Highlighting fresh produce, Lidl has gotten 770,000 additional shoppers over the past year

Produce Business report

Discount retailer Lidl GB says that as inflation continues to tighten budgets, more families are turning away from traditional supermarkets in the UK to their stores. So just how much of a transition are they seeing?

According to its latest financial reports, Lidl claims that more than 770,000 shoppers have been choosing their supermarkets each week over the past year. Of course, Lidl also has seen tremendous expansion during that time. But since the COVID-19 pandemic, the deep discounters have become the go-top shops for customers trying to save money, and that has only increased in this tight fiscal period. Both The Grocer and Which? have highlighted the tremendous savings each discounter is delivering to customers – across all aisles, including fresh produce – and above and beyond the price matches that are occurring at Tesco and others.

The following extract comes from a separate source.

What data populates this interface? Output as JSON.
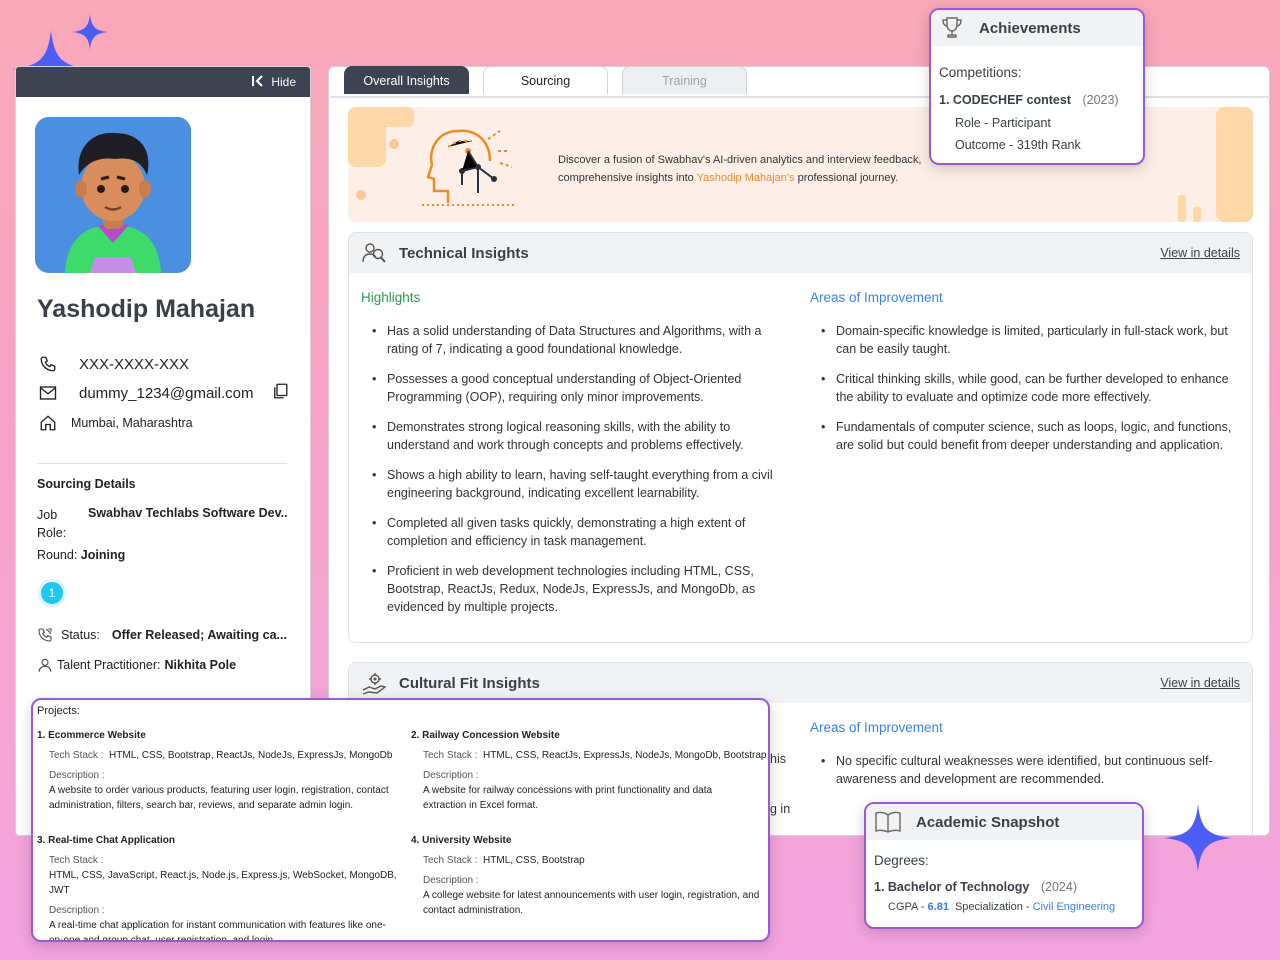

“As the cost-of-living crisis deepens, we are more focused than ever on supporting our colleagues, our customers and the communities we serve,” Ryan McDonnell, Lidl GB CEO, said. “This year alone, we have invested £50m raising hourly pay rates, making us the highest paying retailer, and we’ve donated 5 million meals. As a discount supermarket, we are in the best possible position to support people through these challenging times, and it’s our absolute priority that we continue to do so.”

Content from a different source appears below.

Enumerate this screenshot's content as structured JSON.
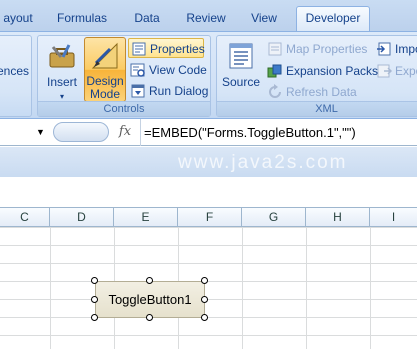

The company says shoppers have been “flocking to Lidl stores for British produce” along with locally produced meat and eggs. Notably, it poured £100 million into its Get Fresh Programme scheme that revamped store layouts to expand areas dedicated to fruits and vegetables, something that has been a challenge in the past for smaller discount retailers.

Lidl, now the sixth biggest supermarket chain in the UK, says it wants to boost sales of “healthy and healthier products” by 85% over the next three years. That would be quite an accomplishment, building on recent success and expanded footprints to not just give British customers more for less, but more healthful selections.

Our business model is built for the long term and I’m incredibly proud of our continued growth in recent months, which builds on our strong performance across 2021,” McDonnell said. “During this time, we’ve made further investments across all areas of our business, building even more stores and distribution centres, hiring more colleagues, increasing pay rates, investing in our British supplier base and contributing to the communities we operate in.”

Lidl also has begun its own test pilot called the “Fruit & Veg on Prescription” project that it hopes can help solve food hunger and foster more healthy outcomes.